Ce sont des députés de l’opposition parlementaire qui ont soulevé le lièvre : dans ses préconisations relatives aux déclarations d’intérêts des professionnels de santé, la Commission Nationale de l’Informatique et des Libertés (CNIL) conseille de publier ces données sur Internet au format image. Cela pour « limiter la possibilité d’indexation par les moteurs de recherche ». L’objectif affirmé est de préserver les professionnels de santé de la dissémination des données relatives à leurs activités, alors même que la publication de leurs déclarations d’intérêts vise à informer le public de leurs éventuelles participations à des activités commerciales ou lucratives alors qu’ils siègent dans des comités ou travaillent pour des organismes publics. Dans ce cadre, la CNIL agit objectivement pour réduire le champ de diffusion de ces déclarations, et propose purement et simplement d’en interdire l’accès aux internautes aveugles auxquels, par définition, le format image est inaccessible.

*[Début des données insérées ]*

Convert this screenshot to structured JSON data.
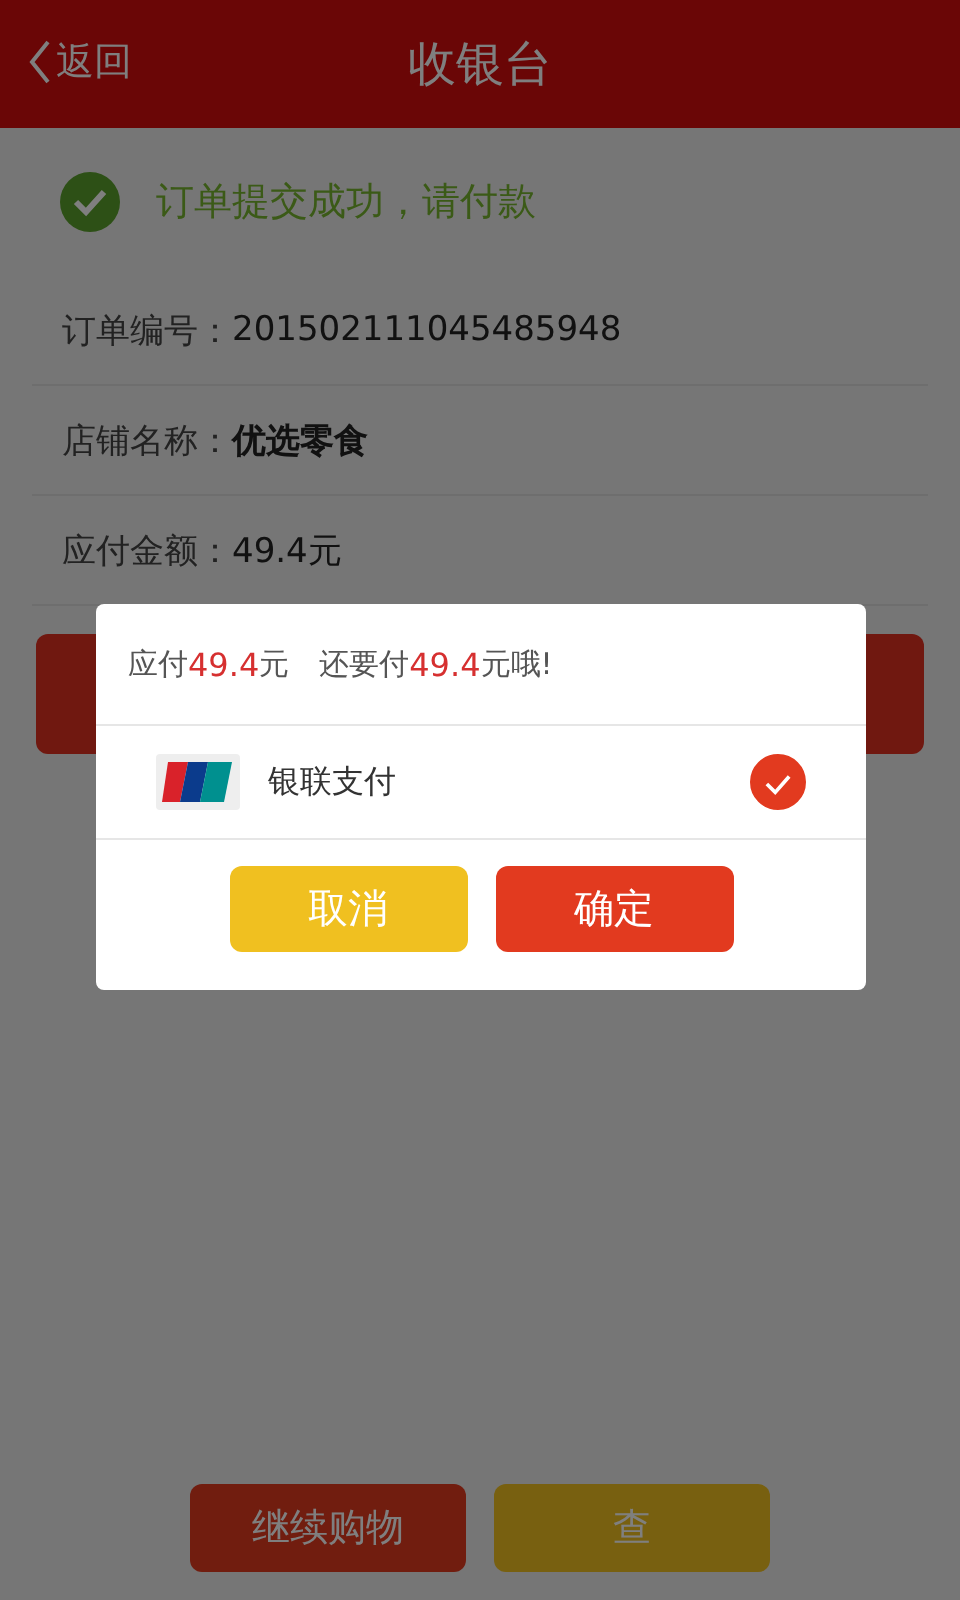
{
  "header": {
    "back_label": "返回",
    "title": "收银台"
  },
  "status": {
    "message": "订单提交成功，请付款"
  },
  "order_fields": [
    {
      "label": "订单编号：",
      "value": "201502111045485948",
      "bold": false
    },
    {
      "label": "店铺名称：",
      "value": "优选零食",
      "bold": true
    },
    {
      "label": "应付金额：",
      "value": "49.4元",
      "bold": false
    }
  ],
  "bottom_buttons": [
    {
      "label": "继续购物",
      "kind": "primary"
    },
    {
      "label": "查",
      "kind": "secondary"
    }
  ],
  "dialog": {
    "summary": [
      {
        "text": "应付",
        "kind": "plain"
      },
      {
        "text": "49.4",
        "kind": "amount"
      },
      {
        "text": "元",
        "kind": "plain"
      },
      {
        "text": "还要付",
        "kind": "plain"
      },
      {
        "text": "49.4",
        "kind": "amount"
      },
      {
        "text": "元哦!",
        "kind": "plain"
      }
    ],
    "methods": [
      {
        "name": "银联支付",
        "selected": true
      }
    ],
    "buttons": [
      {
        "label": "取消",
        "kind": "secondary"
      },
      {
        "label": "确定",
        "kind": "primary"
      }
    ]
  }
}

Ce même mécanisme de publication aurait pu être mis en place pour les futures déclarations d’intérêts du personnel politique de notre pays, mais les députés en ont décidé autrement : ils ont supprimé, lors de l’examen en première lecture des projets de loi relatifs à la transparence de la vie publique, la publication de ces déclarations qui ne seraient consultables qu’en préfecture. Les amendements déposés par une poignée de députés de l’opposition visant au respect de l’accessibilité de la publication en ligne des déclarations d’intérêts ont donc été rejetés : ils étaient devenus sans objet, les députés ayant décidé, avec leur traditionnel courage politique, de s’auto-protéger…

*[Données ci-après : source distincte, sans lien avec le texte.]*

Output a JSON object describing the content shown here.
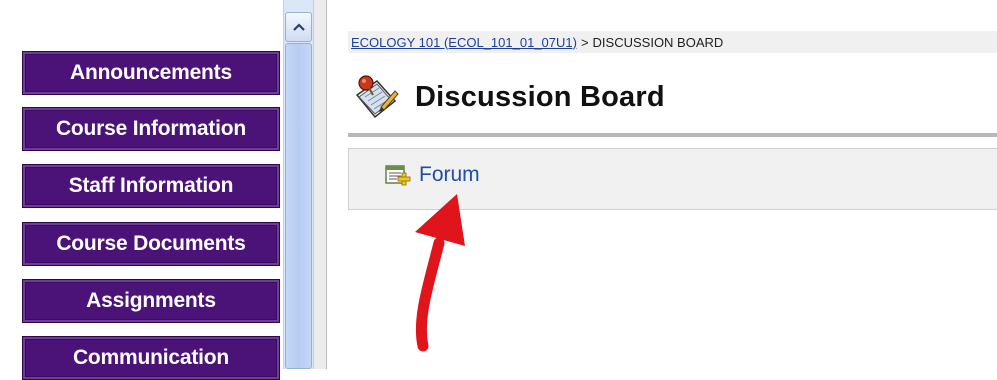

Mais cela n’enlève rien à cette question fondamentale : la CNIL a-t-elle le droit de préconiser l’inaccessibilité aux personnes aveugles de la diffusion d’informations sur Internet ?
« Nous voulons trouver le juste équilibre entre l’accessibilité de l’information et la préservation de la vie privée, explique un peu gênée une juriste de la Cnil qui a suivi ce dossier. La Commission fait des préconisations qui ne sont pas impératives, elles sont une indication de moyens. » Moyens qui, en l’absence de rappel adéquat, s’affranchissent de l’accessibilité du web telle que définie par l’article 47 de la loi du 11 février 2005: « Les services de communication publique en ligne des services de l’Etat, des collectivités territoriales et des établissements publics qui en dépendent doivent être accessibles aux personnes handicapées. L’accessibilité des services de communication publique en ligne concerne l’accès à tout type d’information sous forme numérique quels que soient le moyen d’accès, les contenus et le mode de consultation. »

Bien évidemment, les préconisations de la CNIL ne sauraient à seules limiter les lois de la République. Mais combien de gestionnaires de sites Internet connaissent-ils la réglementation en matière d’accessibilité ? Dès lors qu’ils prendront conseil auprès du service juridique de la CNIL, ils pourront considérer le format image comme légal puisque préconisé par cette autorité administrative indépendante censée garantir les droits et libertés. « Je ne sais que répondre, concède la juriste de la Cnil. On n’a pas envisagé que les gestionnaires de sites Internet traitent ainsi nos recommandations. »

Laurent Lejard, juin 2013.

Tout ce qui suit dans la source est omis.